Wash and wipe six pounds of any inexpensive piece of beef; cover with boiling water; bring to the boiling point, then simmer until meat is tender, adding, the last hour of cooking, one cup each of carrot and onions, a bouquet of sweet herbs tied in a bag, pepper, and one half tablespoon salt. Remove meat and reduce liquid to one and one half cups.

Shred meat, add liquid, and press in bread pan, packing closely. When cold serve in thin slices.

Stewed Beef

Cut beef taken from the round in small squares; cover with boiling water, and simmer until meat is tender, four or six hours. Season with salt and pepper one hour before serving. Remove meat and thicken liquid, allowing one and one half tablespoons of flour for each pint of liquid.

Pot Roast

Wipe a six-pound piece of beef; put into hot frying pan, and sear until brown; then lard the upper surface. Place in tightly covered kettle or bean pot; add one cup of water. Cook slowly in oven until meat is tender, keeping only enough water in kettle to prevent burning. When nearly done, sprinkle with salt and pepper. Serve with a Brown Gravy made with water in the pan.

Beef Ragout

Wipe three pounds from the flank or round. Cut into small cubes; dredge with salt, pepper and flour. Brown meat in hot frying pan, being careful to avoid burning.

Remove meat to kettle with close-fitting cover. Brown four tablespoons butter; add four tablespoons flour, and continue browning; add one and one half cups stock or water, one half cup each of carrot and onion; season with salt and pepper and simmer one and one half hours.

Broiled Beefsteak

Use a slice cut from the rump, round, or sirloin, cut one and one half inches to two and a half inches thick. Wipe meat; place on hot broiler, and broil over a clear fire from five to ten minutes, turning every ten seconds. Serve on a hot platter, spread with butter, and season with salt and pepper.

If there is a large amount of fat on the steak, be sure it is well browned before serving.

Beefsteak Smothered In Onions

1 dozen small onions salt.

1 slice porterhouse steak, out thick pepper.

Heat a frying pan hissing hot. Put in beefsteak, searing first on one side, then on the other; cook five minutes; season with salt and pepper; add onions which have been cooked one half hour in boiling salted water. Cover and simmer twenty or thirty minutes.

Remove steak to platter, spread with butter, and season with salt and pepper. Season onions with salt, pepper, and butter, and serve around steak.

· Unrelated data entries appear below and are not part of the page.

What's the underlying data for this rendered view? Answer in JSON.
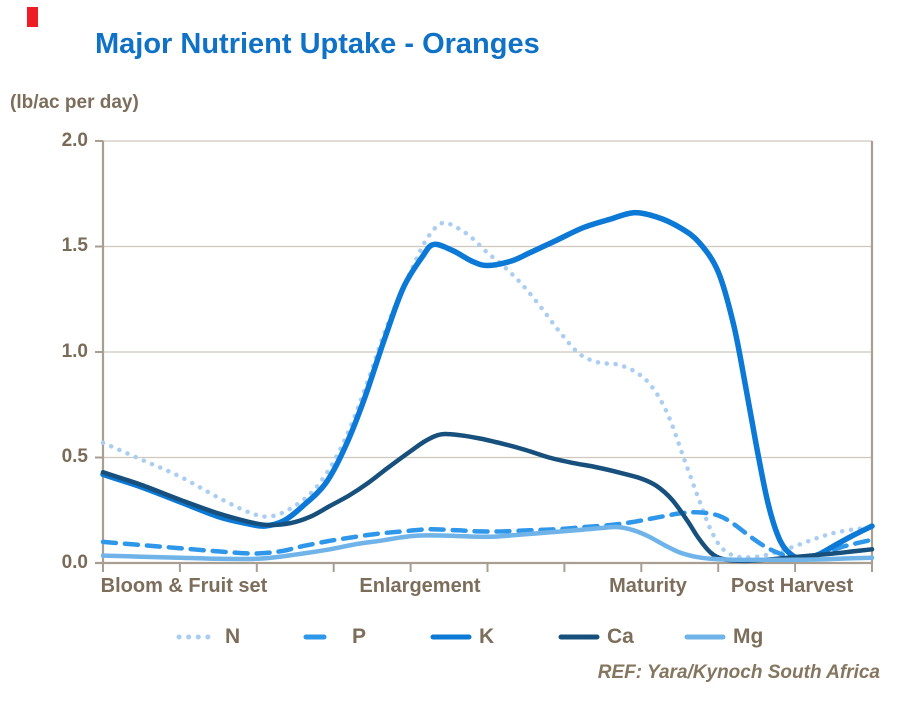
{
  "title": "Major Nutrient Uptake - Oranges",
  "y_axis_unit": "(lb/ac per day)",
  "footer_ref": "REF: Yara/Kynoch South Africa",
  "colors": {
    "title_blue": "#0f72c6",
    "label_brown": "#7d6e5b",
    "grid": "#cfc8bd",
    "axis": "#a89e92",
    "red_marker": "#ee1c25"
  },
  "chart_data": {
    "type": "line",
    "title": "Major Nutrient Uptake - Oranges",
    "xlabel": "",
    "ylabel": "(lb/ac per day)",
    "ylim": [
      0,
      2
    ],
    "yticks": [
      "2.0",
      "1.5",
      "1.0",
      "0.5",
      "0.0"
    ],
    "ytick_values": [
      2.0,
      1.5,
      1.0,
      0.5,
      0.0
    ],
    "grid": true,
    "x_tick_intervals": 10,
    "legend_position": "bottom",
    "x_categories": [
      "Bloom & Fruit set",
      "Enlargement",
      "Maturity",
      "Post Harvest"
    ],
    "x_category_positions": [
      0.105,
      0.412,
      0.709,
      0.896
    ],
    "series": [
      {
        "name": "N",
        "color": "#a9cef2",
        "style": "dotted",
        "width": 4.5,
        "points": [
          [
            0,
            0.57
          ],
          [
            0.05,
            0.49
          ],
          [
            0.1,
            0.41
          ],
          [
            0.15,
            0.31
          ],
          [
            0.19,
            0.24
          ],
          [
            0.215,
            0.22
          ],
          [
            0.24,
            0.25
          ],
          [
            0.27,
            0.33
          ],
          [
            0.295,
            0.45
          ],
          [
            0.32,
            0.63
          ],
          [
            0.345,
            0.87
          ],
          [
            0.37,
            1.13
          ],
          [
            0.4,
            1.38
          ],
          [
            0.42,
            1.53
          ],
          [
            0.44,
            1.61
          ],
          [
            0.46,
            1.59
          ],
          [
            0.48,
            1.54
          ],
          [
            0.5,
            1.47
          ],
          [
            0.52,
            1.41
          ],
          [
            0.545,
            1.32
          ],
          [
            0.57,
            1.21
          ],
          [
            0.595,
            1.09
          ],
          [
            0.62,
            0.99
          ],
          [
            0.645,
            0.95
          ],
          [
            0.67,
            0.94
          ],
          [
            0.695,
            0.9
          ],
          [
            0.715,
            0.83
          ],
          [
            0.735,
            0.7
          ],
          [
            0.755,
            0.5
          ],
          [
            0.775,
            0.3
          ],
          [
            0.79,
            0.16
          ],
          [
            0.805,
            0.07
          ],
          [
            0.825,
            0.03
          ],
          [
            0.85,
            0.03
          ],
          [
            0.875,
            0.05
          ],
          [
            0.9,
            0.08
          ],
          [
            0.93,
            0.12
          ],
          [
            0.96,
            0.15
          ],
          [
            1,
            0.17
          ]
        ]
      },
      {
        "name": "P",
        "color": "#2e97ea",
        "style": "dashed",
        "width": 4.5,
        "points": [
          [
            0,
            0.1
          ],
          [
            0.05,
            0.085
          ],
          [
            0.1,
            0.07
          ],
          [
            0.15,
            0.055
          ],
          [
            0.195,
            0.045
          ],
          [
            0.23,
            0.055
          ],
          [
            0.26,
            0.08
          ],
          [
            0.295,
            0.105
          ],
          [
            0.33,
            0.125
          ],
          [
            0.36,
            0.14
          ],
          [
            0.39,
            0.15
          ],
          [
            0.425,
            0.16
          ],
          [
            0.46,
            0.155
          ],
          [
            0.49,
            0.15
          ],
          [
            0.52,
            0.15
          ],
          [
            0.555,
            0.155
          ],
          [
            0.59,
            0.16
          ],
          [
            0.625,
            0.17
          ],
          [
            0.66,
            0.18
          ],
          [
            0.69,
            0.195
          ],
          [
            0.72,
            0.215
          ],
          [
            0.75,
            0.235
          ],
          [
            0.775,
            0.24
          ],
          [
            0.8,
            0.225
          ],
          [
            0.82,
            0.185
          ],
          [
            0.84,
            0.13
          ],
          [
            0.86,
            0.08
          ],
          [
            0.88,
            0.045
          ],
          [
            0.9,
            0.025
          ],
          [
            0.92,
            0.03
          ],
          [
            0.94,
            0.05
          ],
          [
            0.965,
            0.08
          ],
          [
            1,
            0.11
          ]
        ]
      },
      {
        "name": "K",
        "color": "#0c79d6",
        "style": "solid",
        "width": 5.5,
        "points": [
          [
            0,
            0.42
          ],
          [
            0.05,
            0.36
          ],
          [
            0.1,
            0.29
          ],
          [
            0.15,
            0.22
          ],
          [
            0.19,
            0.185
          ],
          [
            0.21,
            0.175
          ],
          [
            0.235,
            0.2
          ],
          [
            0.26,
            0.27
          ],
          [
            0.29,
            0.38
          ],
          [
            0.315,
            0.55
          ],
          [
            0.34,
            0.78
          ],
          [
            0.365,
            1.05
          ],
          [
            0.39,
            1.3
          ],
          [
            0.415,
            1.45
          ],
          [
            0.43,
            1.51
          ],
          [
            0.455,
            1.48
          ],
          [
            0.48,
            1.43
          ],
          [
            0.5,
            1.41
          ],
          [
            0.53,
            1.43
          ],
          [
            0.555,
            1.47
          ],
          [
            0.59,
            1.53
          ],
          [
            0.625,
            1.59
          ],
          [
            0.66,
            1.63
          ],
          [
            0.69,
            1.66
          ],
          [
            0.72,
            1.64
          ],
          [
            0.75,
            1.59
          ],
          [
            0.775,
            1.52
          ],
          [
            0.8,
            1.38
          ],
          [
            0.82,
            1.13
          ],
          [
            0.835,
            0.85
          ],
          [
            0.85,
            0.55
          ],
          [
            0.865,
            0.28
          ],
          [
            0.88,
            0.11
          ],
          [
            0.895,
            0.04
          ],
          [
            0.91,
            0.02
          ],
          [
            0.93,
            0.04
          ],
          [
            0.95,
            0.08
          ],
          [
            0.975,
            0.13
          ],
          [
            1,
            0.175
          ]
        ]
      },
      {
        "name": "Ca",
        "color": "#17507d",
        "style": "solid",
        "width": 4.5,
        "points": [
          [
            0,
            0.43
          ],
          [
            0.05,
            0.37
          ],
          [
            0.1,
            0.3
          ],
          [
            0.15,
            0.235
          ],
          [
            0.19,
            0.195
          ],
          [
            0.215,
            0.18
          ],
          [
            0.245,
            0.19
          ],
          [
            0.27,
            0.22
          ],
          [
            0.295,
            0.27
          ],
          [
            0.32,
            0.32
          ],
          [
            0.345,
            0.38
          ],
          [
            0.37,
            0.45
          ],
          [
            0.4,
            0.53
          ],
          [
            0.42,
            0.58
          ],
          [
            0.44,
            0.61
          ],
          [
            0.465,
            0.605
          ],
          [
            0.49,
            0.59
          ],
          [
            0.52,
            0.565
          ],
          [
            0.55,
            0.535
          ],
          [
            0.58,
            0.5
          ],
          [
            0.61,
            0.475
          ],
          [
            0.64,
            0.455
          ],
          [
            0.67,
            0.43
          ],
          [
            0.7,
            0.4
          ],
          [
            0.72,
            0.365
          ],
          [
            0.74,
            0.3
          ],
          [
            0.76,
            0.2
          ],
          [
            0.775,
            0.115
          ],
          [
            0.79,
            0.05
          ],
          [
            0.805,
            0.02
          ],
          [
            0.83,
            0.01
          ],
          [
            0.86,
            0.015
          ],
          [
            0.89,
            0.025
          ],
          [
            0.92,
            0.035
          ],
          [
            0.95,
            0.045
          ],
          [
            0.975,
            0.055
          ],
          [
            1,
            0.065
          ]
        ]
      },
      {
        "name": "Mg",
        "color": "#6fb3e8",
        "style": "solid",
        "width": 4.5,
        "points": [
          [
            0,
            0.035
          ],
          [
            0.05,
            0.03
          ],
          [
            0.1,
            0.025
          ],
          [
            0.15,
            0.02
          ],
          [
            0.2,
            0.02
          ],
          [
            0.23,
            0.03
          ],
          [
            0.26,
            0.045
          ],
          [
            0.295,
            0.065
          ],
          [
            0.33,
            0.09
          ],
          [
            0.36,
            0.105
          ],
          [
            0.385,
            0.12
          ],
          [
            0.41,
            0.13
          ],
          [
            0.445,
            0.13
          ],
          [
            0.48,
            0.125
          ],
          [
            0.51,
            0.125
          ],
          [
            0.545,
            0.135
          ],
          [
            0.58,
            0.145
          ],
          [
            0.615,
            0.155
          ],
          [
            0.645,
            0.165
          ],
          [
            0.67,
            0.17
          ],
          [
            0.69,
            0.155
          ],
          [
            0.71,
            0.125
          ],
          [
            0.73,
            0.085
          ],
          [
            0.75,
            0.05
          ],
          [
            0.77,
            0.03
          ],
          [
            0.79,
            0.02
          ],
          [
            0.82,
            0.015
          ],
          [
            0.86,
            0.015
          ],
          [
            0.9,
            0.015
          ],
          [
            0.94,
            0.018
          ],
          [
            0.97,
            0.022
          ],
          [
            1,
            0.025
          ]
        ]
      }
    ]
  }
}
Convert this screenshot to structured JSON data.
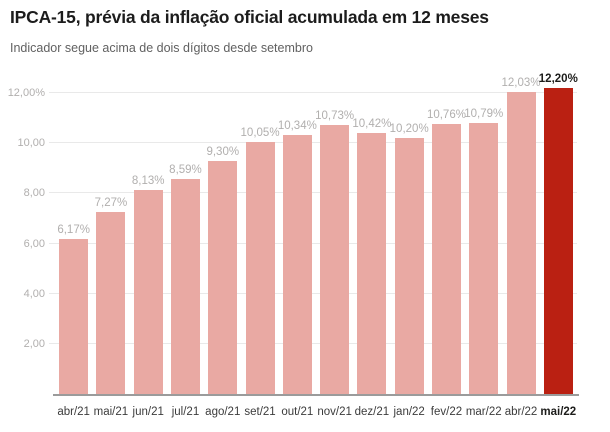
{
  "header": {
    "title": "IPCA-15, prévia da inflação oficial acumulada em 12 meses",
    "subtitle": "Indicador segue acima de dois dígitos desde setembro"
  },
  "chart_data": {
    "type": "bar",
    "title": "IPCA-15, prévia da inflação oficial acumulada em 12 meses",
    "subtitle": "Indicador segue acima de dois dígitos desde setembro",
    "categories": [
      "abr/21",
      "mai/21",
      "jun/21",
      "jul/21",
      "ago/21",
      "set/21",
      "out/21",
      "nov/21",
      "dez/21",
      "jan/22",
      "fev/22",
      "mar/22",
      "abr/22",
      "mai/22"
    ],
    "values": [
      6.17,
      7.27,
      8.13,
      8.59,
      9.3,
      10.05,
      10.34,
      10.73,
      10.42,
      10.2,
      10.76,
      10.79,
      12.03,
      12.2
    ],
    "value_labels": [
      "6,17%",
      "7,27%",
      "8,13%",
      "8,59%",
      "9,30%",
      "10,05%",
      "10,34%",
      "10,73%",
      "10,42%",
      "10,20%",
      "10,76%",
      "10,79%",
      "12,03%",
      "12,20%"
    ],
    "highlight_index": 13,
    "xlabel": "",
    "ylabel": "",
    "ylim": [
      0,
      12.52
    ],
    "yticks": [
      {
        "value": 2,
        "label": "2,00"
      },
      {
        "value": 4,
        "label": "4,00"
      },
      {
        "value": 6,
        "label": "6,00"
      },
      {
        "value": 8,
        "label": "8,00"
      },
      {
        "value": 10,
        "label": "10,00"
      },
      {
        "value": 12,
        "label": "12,00%"
      }
    ],
    "grid": true,
    "legend_position": "none",
    "colors": {
      "bar": "#e9a9a3",
      "bar_highlight": "#ba2012",
      "gridline": "#e9e9e9",
      "axis_line": "#9b9b9b",
      "value_label": "#b1afae",
      "value_label_highlight": "#1d1d1b",
      "y_tick_label": "#b1afae",
      "x_tick_label": "#3c3c3c",
      "x_tick_label_highlight": "#1d1d1b",
      "title": "#1c1c1c",
      "subtitle": "#616161"
    }
  }
}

Hamburg Steak A La Tartare

1 pound round steak ¼ cup chopped onion.

2 ounces beef suet ¼ cup bread crumbs.

Salt and pepper.

Put meat and suet through meat chopper; add finely chopped onion, and season with salt and pepper. Shape in balls; roll in crumbs, and broil over a clear fire, or pan-broil. Serve on hot platter with brown gravy, Tomato Sauce, or Spanish Sauce. Garnish with parsley.